322 South Main Street
Greenville, SC 29601
322 South Main Street
Greenville, SC 29601
Re: Registration Statement on Form S-8 of Common Stock Subject to 2010 Stock Plan
Ladies and Gentlemen:
The opinion set forth below is rendered with respect to the 1,626,500 shares, par value $0.01 per share, of common stock of Delta Apparel, Inc., a Georgia corporation (the “Company”), that will be registered with the Securities and Exchange Commission by the above-referenced Registration Statement on Form S-8 pursuant to the Securities Act of 1933, as amended, in connection with the Delta Apparel 2010 Stock Plan (the “Plan”). We have examined the Company’s Articles of Incorporation, and all amendments thereto, the Company’s Bylaws, as amended, and reviewed the records of the Company’s corporate proceedings. We have made such other investigation of law and fact as we have deemed necessary in order to enable us to render this opinion. With respect to matters of fact, we have relied upon information provided to us by the Company without further investigation. With respect to all examined documents, we have assumed the genuineness of all signatures, the authenticity of all documents submitted to us as originals, the conformity to authentic originals of all documents submitted to us as copies, and the accuracy and completeness of the information contained therein.

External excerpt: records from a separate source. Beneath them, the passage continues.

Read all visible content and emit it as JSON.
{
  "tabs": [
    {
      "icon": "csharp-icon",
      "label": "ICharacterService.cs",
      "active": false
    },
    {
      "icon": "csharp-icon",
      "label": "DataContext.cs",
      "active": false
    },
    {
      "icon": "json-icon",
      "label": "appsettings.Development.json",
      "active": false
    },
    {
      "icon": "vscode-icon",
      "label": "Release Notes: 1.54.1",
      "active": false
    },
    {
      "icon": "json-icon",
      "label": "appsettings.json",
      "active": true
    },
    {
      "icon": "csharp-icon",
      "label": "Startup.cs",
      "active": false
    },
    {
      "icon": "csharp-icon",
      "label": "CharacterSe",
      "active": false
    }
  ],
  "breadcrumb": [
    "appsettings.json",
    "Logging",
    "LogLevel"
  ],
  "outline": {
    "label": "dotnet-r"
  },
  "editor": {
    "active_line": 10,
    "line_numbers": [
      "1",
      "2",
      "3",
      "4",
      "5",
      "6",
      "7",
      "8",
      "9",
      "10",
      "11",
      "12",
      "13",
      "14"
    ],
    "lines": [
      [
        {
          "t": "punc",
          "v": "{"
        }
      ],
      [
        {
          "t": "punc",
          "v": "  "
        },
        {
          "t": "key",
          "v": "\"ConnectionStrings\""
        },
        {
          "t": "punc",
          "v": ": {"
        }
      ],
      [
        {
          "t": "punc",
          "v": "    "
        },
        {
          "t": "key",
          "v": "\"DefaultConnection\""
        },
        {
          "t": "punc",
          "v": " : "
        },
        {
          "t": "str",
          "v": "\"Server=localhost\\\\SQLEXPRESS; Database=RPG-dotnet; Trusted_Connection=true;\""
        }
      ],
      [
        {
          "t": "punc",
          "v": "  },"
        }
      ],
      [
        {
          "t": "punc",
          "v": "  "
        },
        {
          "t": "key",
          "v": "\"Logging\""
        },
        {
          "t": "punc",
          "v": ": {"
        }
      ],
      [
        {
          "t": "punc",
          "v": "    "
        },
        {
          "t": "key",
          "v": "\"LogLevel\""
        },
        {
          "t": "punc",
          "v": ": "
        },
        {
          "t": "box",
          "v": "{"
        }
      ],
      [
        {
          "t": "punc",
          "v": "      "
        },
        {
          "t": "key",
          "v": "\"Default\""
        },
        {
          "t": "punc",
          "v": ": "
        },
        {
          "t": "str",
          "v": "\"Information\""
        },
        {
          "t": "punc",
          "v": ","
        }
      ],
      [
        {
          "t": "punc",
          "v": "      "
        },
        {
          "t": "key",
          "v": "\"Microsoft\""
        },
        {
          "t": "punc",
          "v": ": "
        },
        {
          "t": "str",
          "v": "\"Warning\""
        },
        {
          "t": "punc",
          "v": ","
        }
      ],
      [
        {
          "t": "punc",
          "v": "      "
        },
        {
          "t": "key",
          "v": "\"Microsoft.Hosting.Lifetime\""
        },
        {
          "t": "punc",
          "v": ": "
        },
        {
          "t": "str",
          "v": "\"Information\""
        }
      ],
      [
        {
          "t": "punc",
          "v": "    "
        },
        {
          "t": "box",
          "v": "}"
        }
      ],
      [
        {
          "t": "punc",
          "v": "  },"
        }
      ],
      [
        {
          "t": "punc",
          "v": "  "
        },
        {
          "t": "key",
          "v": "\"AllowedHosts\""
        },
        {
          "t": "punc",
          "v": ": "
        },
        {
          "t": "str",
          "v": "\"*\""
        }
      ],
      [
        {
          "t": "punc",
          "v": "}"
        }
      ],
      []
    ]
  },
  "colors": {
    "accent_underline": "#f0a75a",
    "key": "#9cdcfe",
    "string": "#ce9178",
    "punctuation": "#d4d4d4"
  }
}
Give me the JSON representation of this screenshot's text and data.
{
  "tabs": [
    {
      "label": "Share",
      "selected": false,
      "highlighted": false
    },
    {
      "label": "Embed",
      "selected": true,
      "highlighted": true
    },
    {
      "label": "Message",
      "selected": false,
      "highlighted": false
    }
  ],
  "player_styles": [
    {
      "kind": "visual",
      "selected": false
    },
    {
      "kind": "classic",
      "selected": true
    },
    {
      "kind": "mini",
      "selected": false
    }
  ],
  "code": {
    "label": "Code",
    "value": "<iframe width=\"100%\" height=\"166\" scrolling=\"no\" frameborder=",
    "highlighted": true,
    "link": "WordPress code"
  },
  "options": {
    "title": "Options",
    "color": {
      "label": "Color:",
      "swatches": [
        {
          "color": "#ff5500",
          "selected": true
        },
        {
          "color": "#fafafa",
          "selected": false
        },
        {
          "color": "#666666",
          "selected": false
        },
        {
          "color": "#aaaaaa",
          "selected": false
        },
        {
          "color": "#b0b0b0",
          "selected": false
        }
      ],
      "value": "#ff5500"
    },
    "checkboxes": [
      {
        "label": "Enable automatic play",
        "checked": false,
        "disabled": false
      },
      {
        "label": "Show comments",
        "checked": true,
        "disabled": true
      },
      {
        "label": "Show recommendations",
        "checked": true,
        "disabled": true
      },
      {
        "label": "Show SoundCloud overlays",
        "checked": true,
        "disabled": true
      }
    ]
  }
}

Based on the foregoing and subject to the comments, limitations, and qualifications set forth below, we are of the opinion that upon satisfaction of the vesting and other conditions set forth in the Plan and any applicable award agreements or letters, shares of the Company’s common stock covered by the above-referenced Registration Statement that are issued after the date hereof pursuant to and in compliance with the terms of the Plan and any applicable award agreements or letters will be legally issued, fully paid and non-assessable.
This opinion is limited to matters governed by the laws of the State of Georgia in force on the date of this letter. We express no opinion with regard to any matter that may be (or that purports to be) governed by the laws of any other state or jurisdiction. In addition, we express no opinion with respect to any matter arising under or governed by the Georgia Securities Act of 1973.
This opinion is rendered as of the date of this letter and applies only to the matters specifically covered by this opinion, and we disclaim any continuing responsibility for matters occurring after the date of this letter.
This opinion is rendered solely for your benefit in connection with the Registration Statement on Form S-8 respecting shares of the Company’s common stock to be issued under the Plan and may not be relied upon, quoted, or used by any other person or entity or for any other purpose without our prior written consent.
We consent to the use of this opinion as an exhibit to the Registration Statement on Form S-8 respecting shares of the Company’s common stock to be issued under the Plan.